A little bit of background information:
I’ve spent the last twenty years working across the UK, EMEA and the US, including six years living and working in Dubai. My background is roughly half marketing, half sales, spanning agency account management and in-house marketing roles before moving into commercial, and across startup, scaleup, SME, mid-market and enterprise environments along the way. That split has been more useful than I expected. Understanding how both functions think makes it easier to empathise with clients on either side of the fence, and it means that aligning sales and marketing, which is often harder than it sounds, comes fairly naturally.
Over the years I’ve scaled a startup from zero to £1m as the only salesperson in the building, closed six-figure contracts with global agency networks including IPG, WPP and Omnicom and brands like AB InBev, Rolls Royce Motor Cars and Aldi. Most recently I was Founding AE at RevvedUp, an AI-powered ABM platform, owning the full sales cycle across complex, multi-stakeholder buying committees in the UK, EMEA and the US.
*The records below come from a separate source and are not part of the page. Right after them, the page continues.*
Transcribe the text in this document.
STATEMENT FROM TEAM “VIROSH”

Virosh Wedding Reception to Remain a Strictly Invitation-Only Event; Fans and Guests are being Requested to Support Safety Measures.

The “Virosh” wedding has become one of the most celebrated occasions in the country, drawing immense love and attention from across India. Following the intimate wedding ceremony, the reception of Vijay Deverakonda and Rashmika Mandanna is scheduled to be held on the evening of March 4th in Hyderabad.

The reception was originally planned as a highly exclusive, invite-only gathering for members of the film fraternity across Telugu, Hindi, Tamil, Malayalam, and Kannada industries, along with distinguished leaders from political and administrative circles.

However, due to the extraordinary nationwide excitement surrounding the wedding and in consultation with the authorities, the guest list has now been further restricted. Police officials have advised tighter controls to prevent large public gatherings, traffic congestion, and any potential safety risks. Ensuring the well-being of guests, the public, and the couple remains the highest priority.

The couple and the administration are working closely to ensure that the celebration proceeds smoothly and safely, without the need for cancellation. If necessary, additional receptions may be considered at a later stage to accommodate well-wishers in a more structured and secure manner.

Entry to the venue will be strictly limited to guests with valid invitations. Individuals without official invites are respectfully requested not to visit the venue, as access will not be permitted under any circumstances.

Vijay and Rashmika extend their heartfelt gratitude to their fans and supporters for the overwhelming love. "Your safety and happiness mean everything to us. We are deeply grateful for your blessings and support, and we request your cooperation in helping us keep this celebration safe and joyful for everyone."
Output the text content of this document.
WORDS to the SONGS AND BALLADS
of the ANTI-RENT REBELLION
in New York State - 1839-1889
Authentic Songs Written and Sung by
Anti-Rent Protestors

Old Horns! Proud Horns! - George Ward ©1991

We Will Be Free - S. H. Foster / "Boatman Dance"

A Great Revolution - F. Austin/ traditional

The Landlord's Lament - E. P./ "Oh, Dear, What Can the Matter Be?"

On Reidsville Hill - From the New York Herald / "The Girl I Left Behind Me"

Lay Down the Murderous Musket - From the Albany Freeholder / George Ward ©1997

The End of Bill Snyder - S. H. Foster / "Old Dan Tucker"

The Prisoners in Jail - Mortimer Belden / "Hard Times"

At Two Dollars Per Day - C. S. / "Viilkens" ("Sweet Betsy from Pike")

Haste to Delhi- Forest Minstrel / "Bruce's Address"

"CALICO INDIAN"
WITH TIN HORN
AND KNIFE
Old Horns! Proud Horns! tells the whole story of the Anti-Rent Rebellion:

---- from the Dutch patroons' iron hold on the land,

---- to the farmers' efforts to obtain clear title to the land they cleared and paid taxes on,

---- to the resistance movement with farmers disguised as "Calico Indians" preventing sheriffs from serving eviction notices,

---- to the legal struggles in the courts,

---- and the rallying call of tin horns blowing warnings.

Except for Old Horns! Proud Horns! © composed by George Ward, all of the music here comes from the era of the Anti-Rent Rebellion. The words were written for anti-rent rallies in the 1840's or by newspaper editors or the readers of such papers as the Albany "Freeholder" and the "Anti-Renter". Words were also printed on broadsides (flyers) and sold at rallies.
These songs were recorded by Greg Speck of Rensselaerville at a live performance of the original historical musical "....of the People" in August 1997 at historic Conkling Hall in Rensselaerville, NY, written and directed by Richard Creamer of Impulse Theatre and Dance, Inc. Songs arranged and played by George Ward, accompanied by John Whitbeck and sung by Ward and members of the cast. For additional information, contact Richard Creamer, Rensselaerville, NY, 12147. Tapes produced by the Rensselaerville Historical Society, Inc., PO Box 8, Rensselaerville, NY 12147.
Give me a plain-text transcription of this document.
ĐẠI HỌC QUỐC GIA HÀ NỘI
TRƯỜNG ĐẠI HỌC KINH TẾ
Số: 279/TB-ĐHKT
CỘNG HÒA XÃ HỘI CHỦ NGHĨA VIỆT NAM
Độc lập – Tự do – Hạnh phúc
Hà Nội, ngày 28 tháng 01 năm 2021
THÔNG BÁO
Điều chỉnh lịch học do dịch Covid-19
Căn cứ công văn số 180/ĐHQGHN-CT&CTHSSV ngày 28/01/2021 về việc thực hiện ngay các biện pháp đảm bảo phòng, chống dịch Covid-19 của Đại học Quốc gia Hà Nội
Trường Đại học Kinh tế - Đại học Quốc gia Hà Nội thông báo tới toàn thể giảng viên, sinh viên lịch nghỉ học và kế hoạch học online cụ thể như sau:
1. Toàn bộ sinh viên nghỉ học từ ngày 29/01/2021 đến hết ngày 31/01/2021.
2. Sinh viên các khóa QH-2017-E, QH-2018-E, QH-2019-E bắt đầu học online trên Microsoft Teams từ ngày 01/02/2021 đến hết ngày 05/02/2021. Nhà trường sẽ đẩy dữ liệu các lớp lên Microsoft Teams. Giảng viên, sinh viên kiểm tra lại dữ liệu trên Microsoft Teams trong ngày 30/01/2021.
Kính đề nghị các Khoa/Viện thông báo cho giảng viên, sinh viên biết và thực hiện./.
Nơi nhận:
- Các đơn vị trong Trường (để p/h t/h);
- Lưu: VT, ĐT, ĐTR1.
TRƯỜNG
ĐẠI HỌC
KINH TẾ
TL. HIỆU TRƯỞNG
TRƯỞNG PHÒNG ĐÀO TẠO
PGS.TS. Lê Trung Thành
I’m based in the North West of England with my wife and two young daughters. I play football, follow Liverpool and Macclesfield FC, and spend time downhill mountain biking when the weather cooperates. I also DJ occasionally, though the girls have significantly reduced my availability for late nights. Travel is a big one too, ideally somewhere warm, or if not, I’d rather be on a snowboard.
A little bit about my current role:
As Head of New Business at Air, I’m responsible for new business development across the full sales cycle, from first conversation to signed contract. That includes leading and developing the new business team, building the structure and process that sits behind how we sell, and developing and executing our enterprise outbound strategy alongside the team. The objective running through all of it is the same: making our process simple, repeatable and scalable.
I’m particularly interested in the operational side of sales: how we qualify, how we follow up consistently, and how we use data and AI to improve execution rather than just add noise. The goal is a commercial function that performs reliably, not because we got lucky, but because the foundations are right.